Speaking to reporters on the margins of the National Governors Association, O’Malley, who is weighing a bid for the Democratic nomination for president in 2016, declined to talk about his political future. Still, his response was a clear effort to distinguish himself from his leading rival and the incumbent president. Clinton told CNN last month that most of those detained should be sent back. “They should be sent back as soon as it can be determined who responsible adults in their families are,” she said. President Barack Obama said Wednesday that the parents of the migrants need to know that “it is unlikely that their children will be able to stay.”

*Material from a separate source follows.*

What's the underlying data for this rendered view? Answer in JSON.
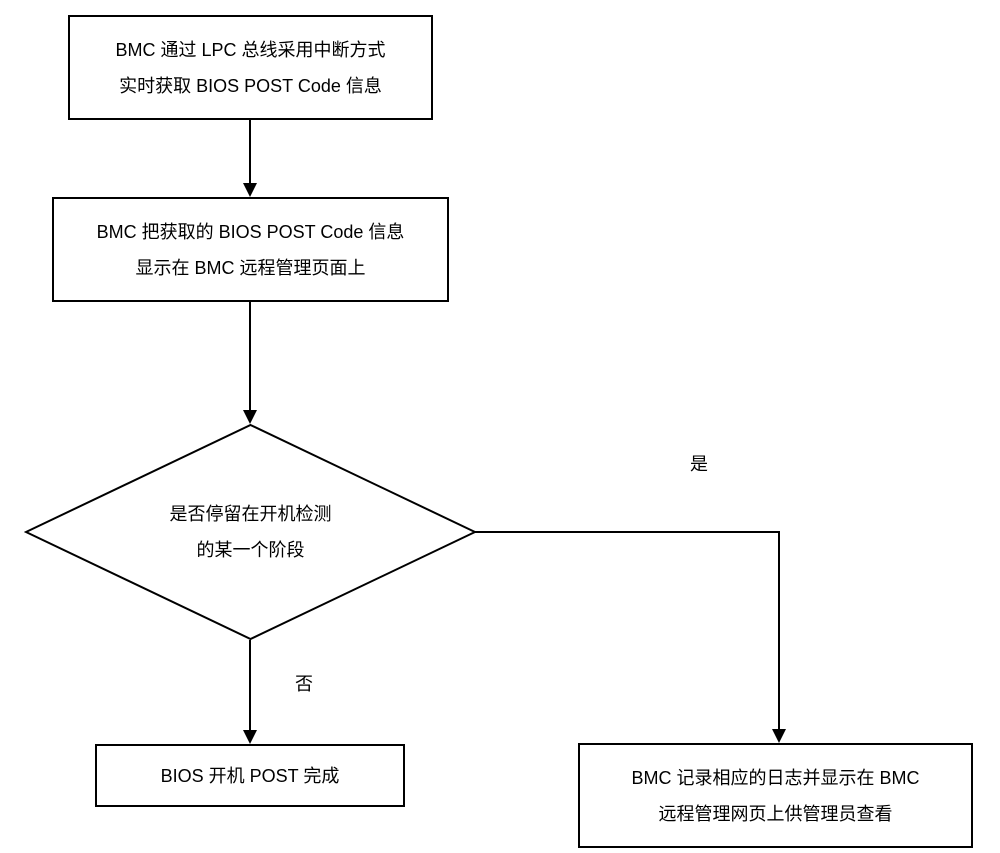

O’Malley went so far as to call the children “refugees,” a term with legal weight that would allow most of them to remain in the U.S. He called on Congress and the President to avoid modifying the Trafficking Victims Protection Reauthorization Act of 2008. That measure requires that children who are not from Canada or Mexico who have crossed the border to be given an opportunity to see an immigration judge to make their case for amnesty. Lawmakers on both sides, as well as the White House, are reviewing ways to amend that law to ease deportations of the tens of thousands of migrant children, who are largely from El Salvador, Guatemala, and Honduras.

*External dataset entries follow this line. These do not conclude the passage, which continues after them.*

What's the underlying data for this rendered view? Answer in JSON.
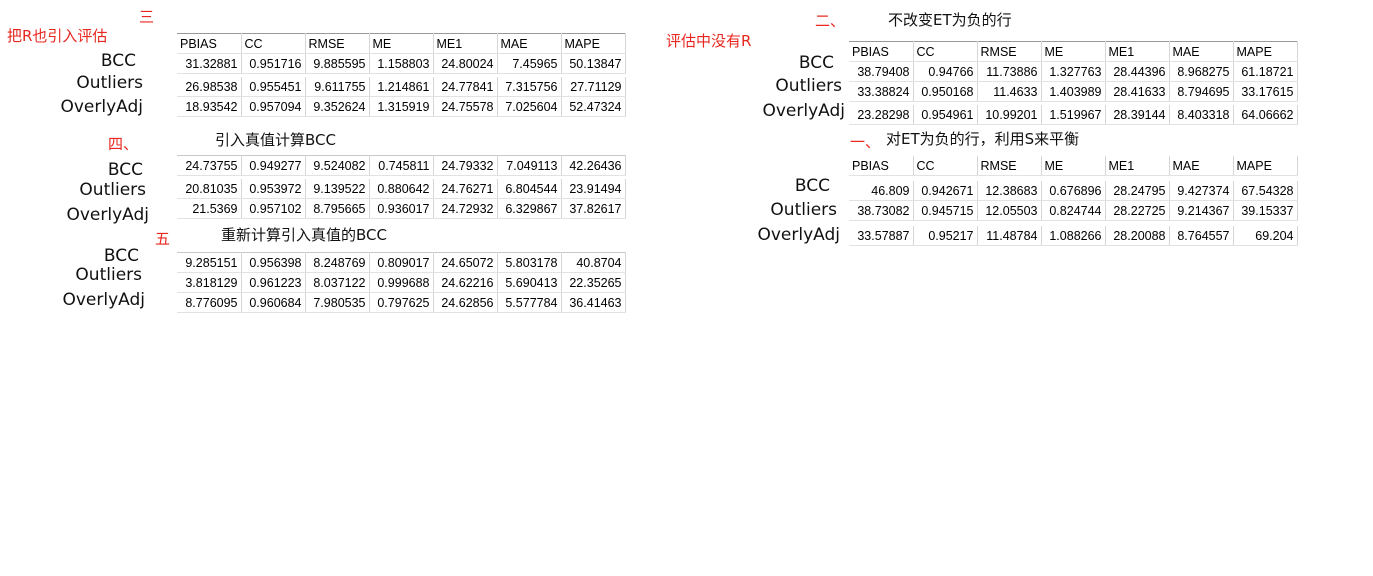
{
  "notes": {
    "note1": "把R也引入评估",
    "note2": "评估中没有R"
  },
  "section_san": {
    "number": "三",
    "headers": [
      "PBIAS",
      "CC",
      "RMSE",
      "ME",
      "ME1",
      "MAE",
      "MAPE"
    ],
    "row_labels": [
      "BCC",
      "Outliers",
      "OverlyAdj"
    ],
    "rows": [
      [
        "31.32881",
        "0.951716",
        "9.885595",
        "1.158803",
        "24.80024",
        "7.45965",
        "50.13847"
      ],
      [
        "26.98538",
        "0.955451",
        "9.611755",
        "1.214861",
        "24.77841",
        "7.315756",
        "27.71129"
      ],
      [
        "18.93542",
        "0.957094",
        "9.352624",
        "1.315919",
        "24.75578",
        "7.025604",
        "52.47324"
      ]
    ]
  },
  "section_si": {
    "number": "四、",
    "title": "引入真值计算BCC",
    "row_labels": [
      "BCC",
      "Outliers",
      "OverlyAdj"
    ],
    "rows": [
      [
        "24.73755",
        "0.949277",
        "9.524082",
        "0.745811",
        "24.79332",
        "7.049113",
        "42.26436"
      ],
      [
        "20.81035",
        "0.953972",
        "9.139522",
        "0.880642",
        "24.76271",
        "6.804544",
        "23.91494"
      ],
      [
        "21.5369",
        "0.957102",
        "8.795665",
        "0.936017",
        "24.72932",
        "6.329867",
        "37.82617"
      ]
    ]
  },
  "section_wu": {
    "number": "五",
    "title": "重新计算引入真值的BCC",
    "row_labels": [
      "BCC",
      "Outliers",
      "OverlyAdj"
    ],
    "rows": [
      [
        "9.285151",
        "0.956398",
        "8.248769",
        "0.809017",
        "24.65072",
        "5.803178",
        "40.8704"
      ],
      [
        "3.818129",
        "0.961223",
        "8.037122",
        "0.999688",
        "24.62216",
        "5.690413",
        "22.35265"
      ],
      [
        "8.776095",
        "0.960684",
        "7.980535",
        "0.797625",
        "24.62856",
        "5.577784",
        "36.41463"
      ]
    ]
  },
  "section_er": {
    "number": "二、",
    "title": "不改变ET为负的行",
    "headers": [
      "PBIAS",
      "CC",
      "RMSE",
      "ME",
      "ME1",
      "MAE",
      "MAPE"
    ],
    "row_labels": [
      "BCC",
      "Outliers",
      "OverlyAdj"
    ],
    "rows": [
      [
        "38.79408",
        "0.94766",
        "11.73886",
        "1.327763",
        "28.44396",
        "8.968275",
        "61.18721"
      ],
      [
        "33.38824",
        "0.950168",
        "11.4633",
        "1.403989",
        "28.41633",
        "8.794695",
        "33.17615"
      ],
      [
        "23.28298",
        "0.954961",
        "10.99201",
        "1.519967",
        "28.39144",
        "8.403318",
        "64.06662"
      ]
    ]
  },
  "section_yi": {
    "number": "一、",
    "title": "对ET为负的行，利用S来平衡",
    "headers": [
      "PBIAS",
      "CC",
      "RMSE",
      "ME",
      "ME1",
      "MAE",
      "MAPE"
    ],
    "row_labels": [
      "BCC",
      "Outliers",
      "OverlyAdj"
    ],
    "rows": [
      [
        "46.809",
        "0.942671",
        "12.38683",
        "0.676896",
        "28.24795",
        "9.427374",
        "67.54328"
      ],
      [
        "38.73082",
        "0.945715",
        "12.05503",
        "0.824744",
        "28.22725",
        "9.214367",
        "39.15337"
      ],
      [
        "33.57887",
        "0.95217",
        "11.48784",
        "1.088266",
        "28.20088",
        "8.764557",
        "69.204"
      ]
    ]
  }
}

O’Malley said “the whole world is watching” how the U.S. responds to the humanitarian crisis.

“We have to do right not just by these kids but by our kids and protect the children who are here, put them in the least restrictive settings, get them out of these detention centers and these kennels where they are being cooped up, and operate as the good and generous people that we have always been,” he added. “That’s what’s at stake here, as well as the lives of these kids.”